Related issue: [get stuck when save_state using DeepSpeed backend under training train_text_to_image_lora](https://github.com/huggingface/diffusers/issues/2606#issuecomment-1704077101).

Before def save_model_hook(models, weights, output_dir):

pop weights of other models than network to save only network weights

if accelerator.is_main_process:
    remove_indices = []
    for i, model in enumerate(models):
        if not isinstance(model, type(accelerator.unwrap_model(network))):
            remove_indices.append(i)
    for i in reversed(remove_indices):rr
        weights.pop(i)

After def save_model_hook(models, weights, output_dir):

pop weights of other models than network to save only network weights

if accelerator.is_main_process:
    remove_indices = []
    for i, model in enumerate(models):
        if not isinstance(model, type(accelerator.unwrap_model(network))):
            remove_indices.append(i)
    for i in reversed(remove_indices):
        **if weights:**
            weights.pop(i)


After modifying both block of save_state and function of save_model_hook, sd-scripts is ~**now able to save** optimizer state when deepspeed=true.~ able to save state when using small dataset.
BootsofLagrangian commented 6 months ago

Issue is updated!

BootsofLagrangian commented 6 months ago

By doing above problem, I met another error.

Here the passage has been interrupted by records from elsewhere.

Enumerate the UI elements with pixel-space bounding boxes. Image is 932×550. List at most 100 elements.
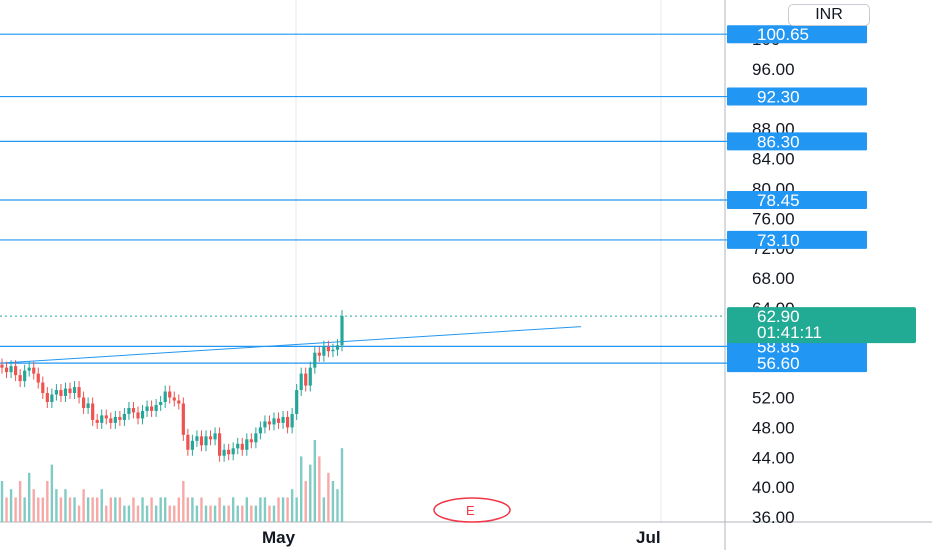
candle-body <box>27 367 31 371</box>
volume-bar <box>222 505 226 522</box>
volume-bar <box>96 497 99 522</box>
volume-bar <box>277 497 280 522</box>
volume-bar <box>141 497 144 522</box>
candle-body <box>313 352 317 368</box>
volume-bar <box>195 505 199 522</box>
candle-body <box>227 449 231 455</box>
volume-bar <box>218 497 221 522</box>
price-tick-label: 76.00 <box>752 209 795 228</box>
volume-bar <box>204 505 208 522</box>
price-tick-label: 68.00 <box>752 269 795 288</box>
candle-body <box>286 416 290 428</box>
volume-bar <box>37 497 40 522</box>
candle-body <box>140 410 145 419</box>
volume-bar <box>105 505 108 522</box>
volume-bar <box>159 497 162 522</box>
volume-bar <box>300 456 303 522</box>
candle-body <box>9 366 13 373</box>
volume-bar <box>309 464 312 522</box>
candle-body <box>195 436 199 441</box>
candle-body <box>231 448 235 455</box>
candle-body <box>172 397 176 401</box>
trendline <box>0 326 582 364</box>
candle-body <box>54 390 58 395</box>
candle-body <box>331 349 335 352</box>
volume-bar <box>0 481 4 522</box>
volume-bar <box>295 497 298 522</box>
countdown-text: 01:41:11 <box>757 323 822 342</box>
candle-body <box>204 436 208 446</box>
price-tick-label: 96.00 <box>752 60 795 79</box>
candle-body <box>208 436 213 440</box>
time-axis[interactable]: May Jul <box>262 528 661 547</box>
volume-bar <box>340 448 344 522</box>
candle-body <box>150 406 154 411</box>
volume-bar <box>82 489 85 522</box>
volume-bar <box>154 505 158 522</box>
price-tick-label: 44.00 <box>752 448 795 467</box>
level-label-box <box>727 25 867 44</box>
volume-bar <box>168 505 171 522</box>
volume-bar <box>232 497 235 522</box>
volume-bar <box>145 505 149 522</box>
candle-body <box>304 373 308 386</box>
earnings-event-marker[interactable]: E <box>433 497 511 523</box>
volume-bar <box>173 505 176 522</box>
level-label-text: 100.65 <box>757 25 809 44</box>
candle-body <box>272 418 276 425</box>
volume-bar <box>164 497 167 522</box>
candle-body <box>41 382 45 394</box>
candle-body <box>240 443 244 450</box>
candle-body <box>335 345 340 350</box>
current-price-text: 62.90 <box>757 307 800 326</box>
candle-body <box>245 439 249 450</box>
volume-bar <box>245 497 248 522</box>
candle-body <box>14 366 18 376</box>
candle-body <box>72 387 77 394</box>
level-label-box <box>727 354 867 373</box>
level-label-box <box>727 230 867 249</box>
candle-body <box>199 436 204 446</box>
volume-bar <box>59 497 63 522</box>
volume-bar <box>77 505 81 522</box>
volume-bar <box>241 505 244 522</box>
candle-body <box>131 407 136 413</box>
candle-body <box>63 388 68 397</box>
candle-body <box>4 367 9 373</box>
volume-bar <box>182 481 185 522</box>
candle-body <box>18 375 22 382</box>
volume-bar <box>150 497 153 522</box>
event-marker-circle <box>433 497 511 523</box>
candle-body <box>59 390 63 397</box>
volume-bar <box>41 497 44 522</box>
volume-bar <box>127 505 131 522</box>
time-tick-label: Jul <box>636 528 661 547</box>
volume-bar <box>132 497 135 522</box>
candle-body <box>113 416 117 423</box>
volume-bar <box>268 505 271 522</box>
volume-bar <box>286 497 289 522</box>
candle-body <box>154 404 158 411</box>
volume-bar <box>313 440 316 522</box>
candle-body <box>163 391 167 402</box>
candle-body <box>222 449 226 456</box>
volume-bar <box>186 497 190 522</box>
candle-body <box>181 403 185 435</box>
candle-body <box>326 346 330 352</box>
volume-bar <box>23 497 26 522</box>
candle-body <box>109 418 113 423</box>
volume-bar <box>327 472 330 522</box>
candle-body <box>236 443 240 449</box>
candle-body <box>276 418 281 423</box>
volume-bar <box>50 464 54 522</box>
volume-bar <box>32 489 35 522</box>
level-label-text: 73.10 <box>757 231 800 250</box>
trendline-segment <box>0 326 582 364</box>
candle-body <box>104 415 108 419</box>
volume-bar <box>322 497 326 522</box>
volume-bars <box>0 440 344 522</box>
currency-button[interactable]: INR <box>788 4 870 26</box>
volume-bar <box>254 505 258 522</box>
candle-body <box>213 433 217 440</box>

TypeError: cannot pickle 'torch._C._distributed_c10d.ProcessGroup' object

Same Environment, but

Related Issue : deepspeed strategy can't save checkpoint, TypeError: cannot pickle torch._C._distributed_c10d.ProcessGroup object

kohya-ss commented 5 months ago

I've updated the code as same as the issue https://github.com/huggingface/diffusers/issues/2606. However, I have no idea how to fix cannot pickle error. The related issue seems to be still open.